Readers of these homilies will know already that one of my favourite phrases from the writings of St Thomas Aquinas is his description of the Son as the Word that breathes Love. Here is the Blessed Trinity: the Father speaks a Word that breathes Love. Physically, there can be no word without breath, without life and energy. Intellectually, or spiritually, a sound is only a word when it has not just life and energy but meaning and sense. So the Father utters his Word carried on the breath of the Spirit and we are embraced by that Word and Spirit, coming to dwell among us, abiding with us, dwelling in us, the arms of God wrapped around us and taking us into God's heart.
This is our situation. A Word spoken between God and ourselves establishes and strengthens the reality it signifies, the love of God in Christ Jesus our Lord. We may not understand very much of this mystery hidden before the ages. But it means, Paul says, that we have been given access to a grace in which we now stand. We can rejoice in the hope of sharing the glory of God. The Father has spoken a Word that breathes Love, and that Word has found its way to our heart (its life and energy) and to our lips (its meaning and significance).

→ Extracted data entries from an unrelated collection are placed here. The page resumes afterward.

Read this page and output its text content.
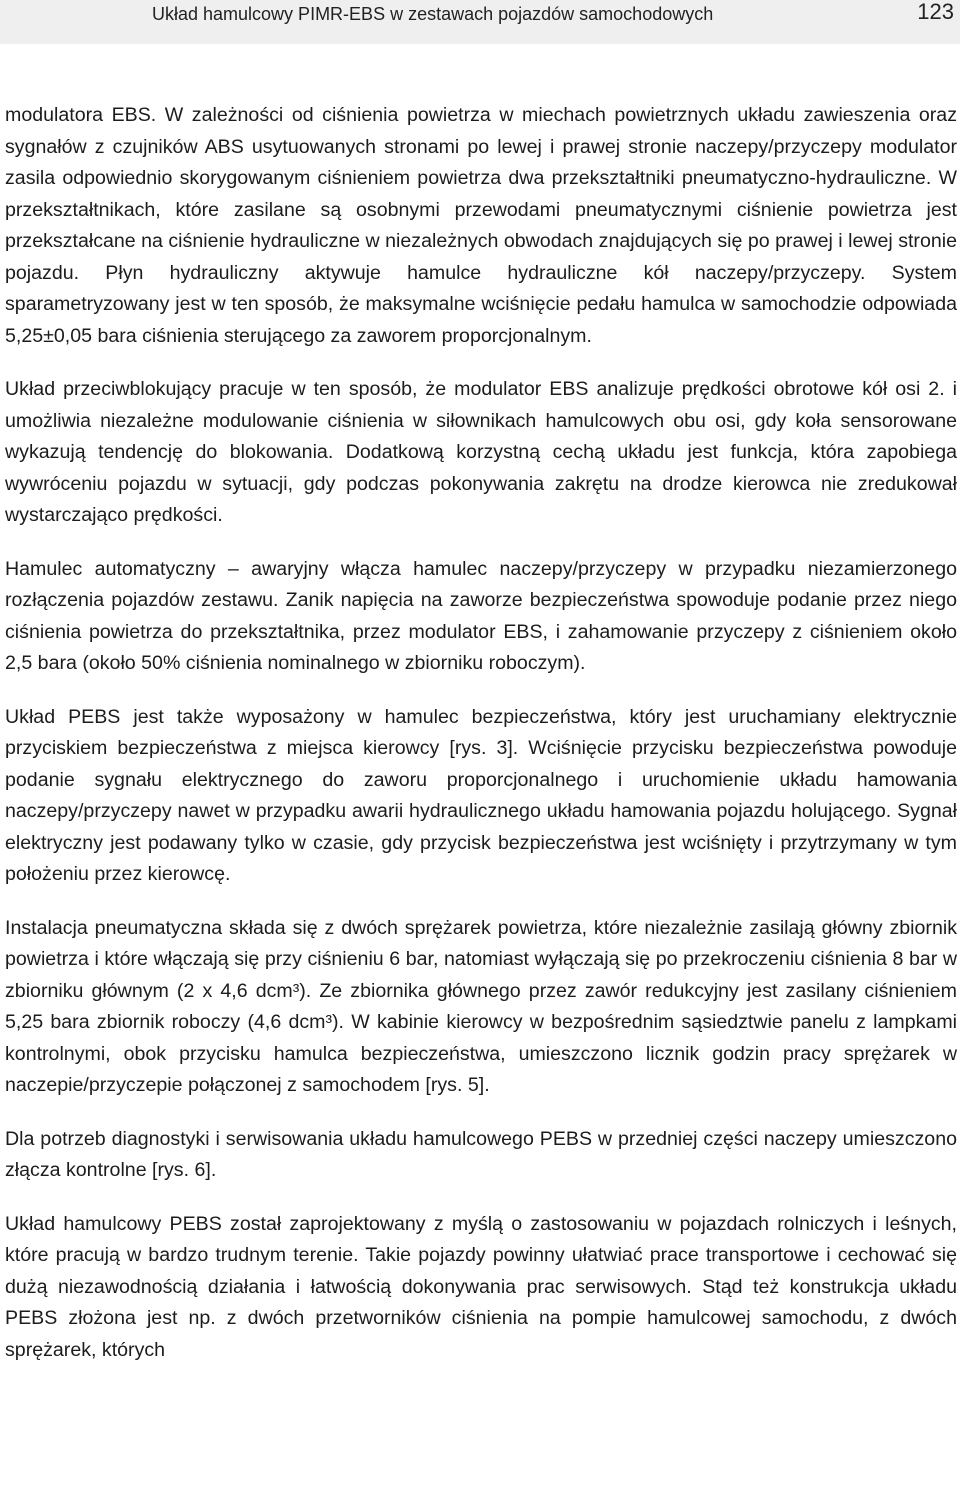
Układ hamulcowy PIMR-EBS w zestawach pojazdów samochodowych	123

modulatora EBS. W zależności od ciśnienia powietrza w miechach powietrznych układu zawieszenia oraz sygnałów z czujników ABS usytuowanych stronami po lewej i prawej stronie naczepy/przyczepy modulator zasila odpowiednio skorygowanym ciśnieniem powietrza dwa przekształtniki pneumatyczno-hydrauliczne. W przekształtnikach, które zasilane są osobnymi przewodami pneumatycznymi ciśnienie powietrza jest przekształcane na ciśnienie hydrauliczne w niezależnych obwodach znajdujących się po prawej i lewej stronie pojazdu. Płyn hydrauliczny aktywuje hamulce hydrauliczne kół naczepy/przyczepy. System sparametryzowany jest w ten sposób, że maksymalne wciśnięcie pedału hamulca w samochodzie odpowiada 5,25±0,05 bara ciśnienia sterującego za zaworem proporcjonalnym.

Układ przeciwblokujący pracuje w ten sposób, że modulator EBS analizuje prędkości obrotowe kół osi 2. i umożliwia niezależne modulowanie ciśnienia w siłownikach hamulcowych obu osi, gdy koła sensorowane wykazują tendencję do blokowania. Dodatkową korzystną cechą układu jest funkcja, która zapobiega wywróceniu pojazdu w sytuacji, gdy podczas pokonywania zakrętu na drodze kierowca nie zredukował wystarczająco prędkości.

Hamulec automatyczny – awaryjny włącza hamulec naczepy/przyczepy w przypadku niezamierzonego rozłączenia pojazdów zestawu. Zanik napięcia na zaworze bezpieczeństwa spowoduje podanie przez niego ciśnienia powietrza do przekształtnika, przez modulator EBS, i zahamowanie przyczepy z ciśnieniem około 2,5 bara (około 50% ciśnienia nominalnego w zbiorniku roboczym).

Układ PEBS jest także wyposażony w hamulec bezpieczeństwa, który jest uruchamiany elektrycznie przyciskiem bezpieczeństwa z miejsca kierowcy [rys. 3]. Wciśnięcie przycisku bezpieczeństwa powoduje podanie sygnału elektrycznego do zaworu proporcjonalnego i uruchomienie układu hamowania naczepy/przyczepy nawet w przypadku awarii hydraulicznego układu hamowania pojazdu holującego. Sygnał elektryczny jest podawany tylko w czasie, gdy przycisk bezpieczeństwa jest wciśnięty i przytrzymany w tym położeniu przez kierowcę.

Instalacja pneumatyczna składa się z dwóch sprężarek powietrza, które niezależnie zasilają główny zbiornik powietrza i które włączają się przy ciśnieniu 6 bar, natomiast wyłączają się po przekroczeniu ciśnienia 8 bar w zbiorniku głównym (2 x 4,6 dcm³). Ze zbiornika głównego przez zawór redukcyjny jest zasilany ciśnieniem 5,25 bara zbiornik roboczy (4,6 dcm³). W kabinie kierowcy w bezpośrednim sąsiedztwie panelu z lampkami kontrolnymi, obok przycisku hamulca bezpieczeństwa, umieszczono licznik godzin pracy sprężarek w naczepie/przyczepie połączonej z samochodem [rys. 5].

Dla potrzeb diagnostyki i serwisowania układu hamulcowego PEBS w przedniej części naczepy umieszczono złącza kontrolne [rys. 6].

Układ hamulcowy PEBS został zaprojektowany z myślą o zastosowaniu w pojazdach rolniczych i leśnych, które pracują w bardzo trudnym terenie. Takie pojazdy powinny ułatwiać prace transportowe i cechować się dużą niezawodnością działania i łatwością dokonywania prac serwisowych. Stąd też konstrukcja układu PEBS złożona jest np. z dwóch przetworników ciśnienia na pompie hamulcowej samochodu, z dwóch sprężarek, których
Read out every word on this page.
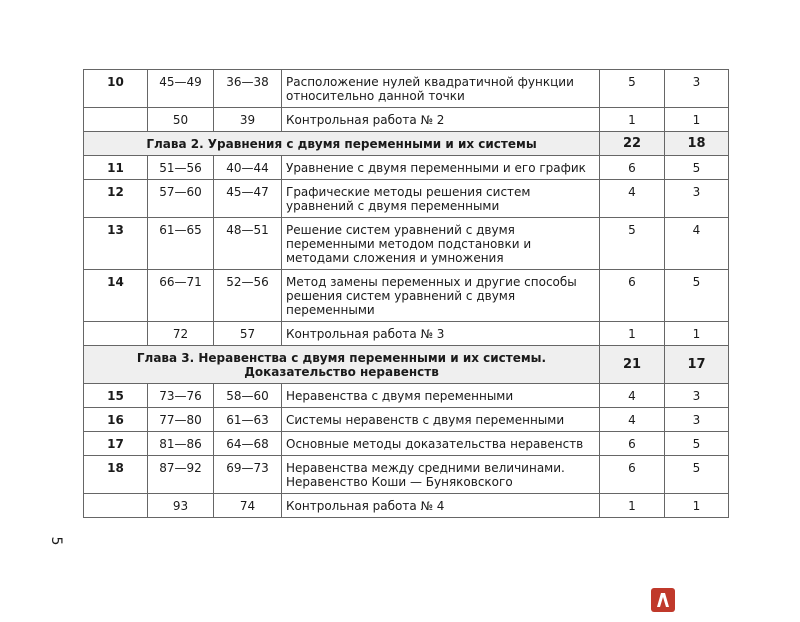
10	45—49	36—38	Расположение нулей квадратичной функции относительно данной точки	5	3
	50	39	Контрольная работа № 2	1	1
Глава 2. Уравнения с двумя переменными и их системы				22	18
11	51—56	40—44	Уравнение с двумя переменными и его график	6	5
12	57—60	45—47	Графические методы решения систем уравнений с двумя переменными	4	3
13	61—65	48—51	Решение систем уравнений с двумя переменными методом подстановки и методами сложения и умножения	5	4
14	66—71	52—56	Метод замены переменных и другие способы решения систем уравнений с двумя переменными	6	5
	72	57	Контрольная работа № 3	1	1
Глава 3. Неравенства с двумя переменными и их системы. Доказательство неравенств				21	17
15	73—76	58—60	Неравенства с двумя переменными	4	3
16	77—80	61—63	Системы неравенств с двумя переменными	4	3
17	81—86	64—68	Основные методы доказательства неравенств	6	5
18	87—92	69—73	Неравенства между средними величинами. Неравенство Коши — Буняковского	6	5
	93	74	Контрольная работа № 4	1	1
5
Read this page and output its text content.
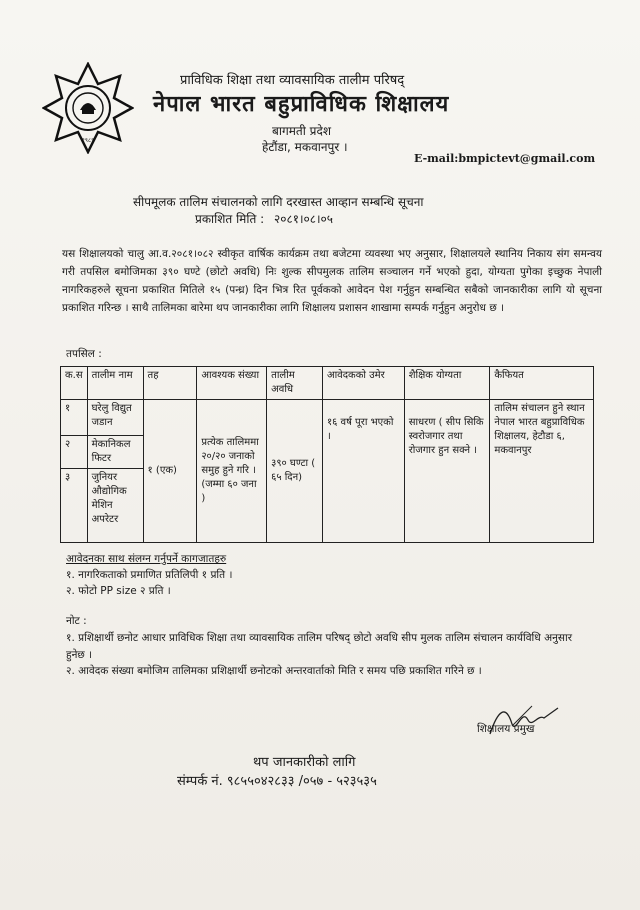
१९८९
प्राविधिक शिक्षा तथा व्यावसायिक तालीम परिषद्
नेपाल भारत बहुप्राविधिक शिक्षालय
बागमती प्रदेश
हेटौंडा, मकवानपुर ।
E-mail:bmpictevt@gmail.com
सीपमूलक तालिम संचालनको लागि दरखास्त आव्हान सम्बन्धि सूचना
प्रकाशित मिति : २०८१।०८।०५
यस शिक्षालयको चालु आ.व.२०८१।०८२ स्वीकृत वार्षिक कार्यक्रम तथा बजेटमा व्यवस्था भए अनुसार, शिक्षालयले स्थानिय निकाय संग समन्वय गरी तपसिल बमोजिमका ३९० घण्टे (छोटो अवधि) निः शुल्क सीपमुलक तालिम सञ्चालन गर्ने भएको हुदा, योग्यता पुगेका इच्छुक नेपाली नागरिकहरुले सूचना प्रकाशित मितिले १५ (पन्ध्र) दिन भित्र रित पूर्वकको आवेदन पेश गर्नुहुन सम्बन्धित सबैको जानकारीका लागि यो सूचना प्रकाशित गरिन्छ । साथै तालिमका बारेमा थप जानकारीका लागि शिक्षालय प्रशासन शाखामा सम्पर्क गर्नुहुन अनुरोध छ ।
तपसिल :
क.स	तालीम नाम	तह	आवश्यक संख्या	तालीम अवधि	आवेदकको उमेर	शैक्षिक योग्यता	कैफियत
१	घरेलु विद्युत जडान	१ (एक)	प्रत्येक तालिममा २०/२० जनाको समुह हुने गरि । (जम्मा ६० जना )	३९० घण्टा ( ६५ दिन)	१६ वर्ष पूरा भएको ।	साधरण ( सीप सिकि स्वरोजगार तथा रोजगार हुन सक्ने ।	तालिम संचालन हुने स्थान नेपाल भारत बहुप्राविधिक शिक्षालय, हेटौडा ६, मकवानपुर
२	मेकानिकल फिटर						
३	जुनियर औद्योगिक मेशिन अपरेटर						
आवेदनका साथ संलग्न गर्नुपर्ने कागजातहरु
१. नागरिकताको प्रमाणित प्रतिलिपी १ प्रति ।
२. फोटो PP size २ प्रति ।
नोट :
१. प्रशिक्षार्थी छनोट आधार प्राविधिक शिक्षा तथा व्यावसायिक तालिम परिषद् छोटो अवधि सीप मुलक तालिम संचालन कार्यविधि अनुसार हुनेछ ।
२. आवेदक संख्या बमोजिम तालिमका प्रशिक्षार्थी छनोटको अन्तरवार्ताको मिति र समय पछि प्रकाशित गरिने छ ।
शिक्षालय प्रमुख
थप जानकारीको लागि
संम्पर्क नं. ९८५५०४२८३३ /०५७ - ५२३५३५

The human father speaking 'love' to his daughter will be delighted at any babbling that comes back in reply. Saint Gregory the Great says that all our talking about God is a kind of babbling: all preaching, all theology, all prayer too, is but a balbutiendo, an infant's meaningless gurgling. St Thomas uses the same word to talk about the human quest for truth, not to despise it for its humble achievement but to encourage it to stretch and grow.
Because God is a Trinity of Divine Persons, God is truly tender love and so a source of delight. The first reading speaks of this delight, with the Word or Wisdom of God playing happily, creation unfolding as a wonderful adventure, a dramatic game. Gregory the Great says that creation echoes what the Father said in uttering his Word and so creation is Word-shaped and teaches us much about Him. There are creatures, including ourselves, who not only echo the wisdom of God but are capable of responding to it, not only hear but understand, not only understand but talk back (even if it is mostly babbling). For all the poverty of our words, and the poverty of the love they express, we have a great hope because God has not remained isolated in his splendid mystery. God's love has been poured, is being poured, into our hearts through the Holy Spirit. Herbert McCabe summed it up, as so often, with exquisite precision: to say 'God is love' and to say 'God is Father, Son and Holy Spirit', are simply two ways of saying the same thing.